Les échanges et cession amiable d’immeubles ruraux

Les échanges et cession amiable d’immeubles ruraux

C’est l’article L. 124-1 et suivants du code rural. C’est une version allégée du remembrement. Tant que les échanges restent bilatéraux, les effets sont limités. Le législateur a donc voulu favoriser des échanges multilatéraux. Procédure plus souple, moins contraignante qui a un coût financier moindre.

Le régime fiscal favorable : exonération quasi totale des droits d’enregistrement des mutations réalisées.

La puissance publique encadre néanmoins ces opérations. Le régime est dérogatoire au régime de l’échange.

Section 1 – Les conditions de recours à cette procédure

A – Immeubles ruraux

Ce sont les immeubles pouvant être affectés à l’exploitation agricole ou à l’exploitation forestière.

B – Immeubles situés dans une zone déterminée

Les immeubles doivent être localisés soit dans le même canton, soit dans une commune avoisinante du même canton. Le but est de savoir si on peut bénéficier du régime fiscal. Sinon, il doit y avoir une contiguïté de la parcelle avec celle d’un propriétaire concerné par l’opération.

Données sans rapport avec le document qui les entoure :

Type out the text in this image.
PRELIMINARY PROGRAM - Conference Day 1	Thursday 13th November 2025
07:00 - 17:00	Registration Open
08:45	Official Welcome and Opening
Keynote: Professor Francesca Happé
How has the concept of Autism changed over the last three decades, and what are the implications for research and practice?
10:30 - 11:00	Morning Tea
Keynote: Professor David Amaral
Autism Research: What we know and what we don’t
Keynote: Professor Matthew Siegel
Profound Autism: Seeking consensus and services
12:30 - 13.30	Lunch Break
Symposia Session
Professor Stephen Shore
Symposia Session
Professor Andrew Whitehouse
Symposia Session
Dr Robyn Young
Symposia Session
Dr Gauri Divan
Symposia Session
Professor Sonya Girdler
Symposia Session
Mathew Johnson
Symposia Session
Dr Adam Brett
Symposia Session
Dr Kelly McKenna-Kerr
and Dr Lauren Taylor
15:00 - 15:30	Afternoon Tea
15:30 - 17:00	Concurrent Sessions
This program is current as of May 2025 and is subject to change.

L’échange doit être utile pour améliorer les conditions de l’exploitation agricole ou de la propriété forestière. Elle doit être constatée et reconnue par la commission départementale d’aménagement foncier.

L’échange doit être fait par acte notarié sauf si les immeubles échangés ne sont pas grevés d’hypothèques, de privilèges, de droits réels, et que l’opération ne donne pas lieu au versement de soulte. Dans ce cas, l’acte sous seing privé sera déposé dans les 15 jours chez le notaire.

Les échanges d’immeubles ruraux ne donnent pas lieu au droit de préemption du preneur ou de la SAFER.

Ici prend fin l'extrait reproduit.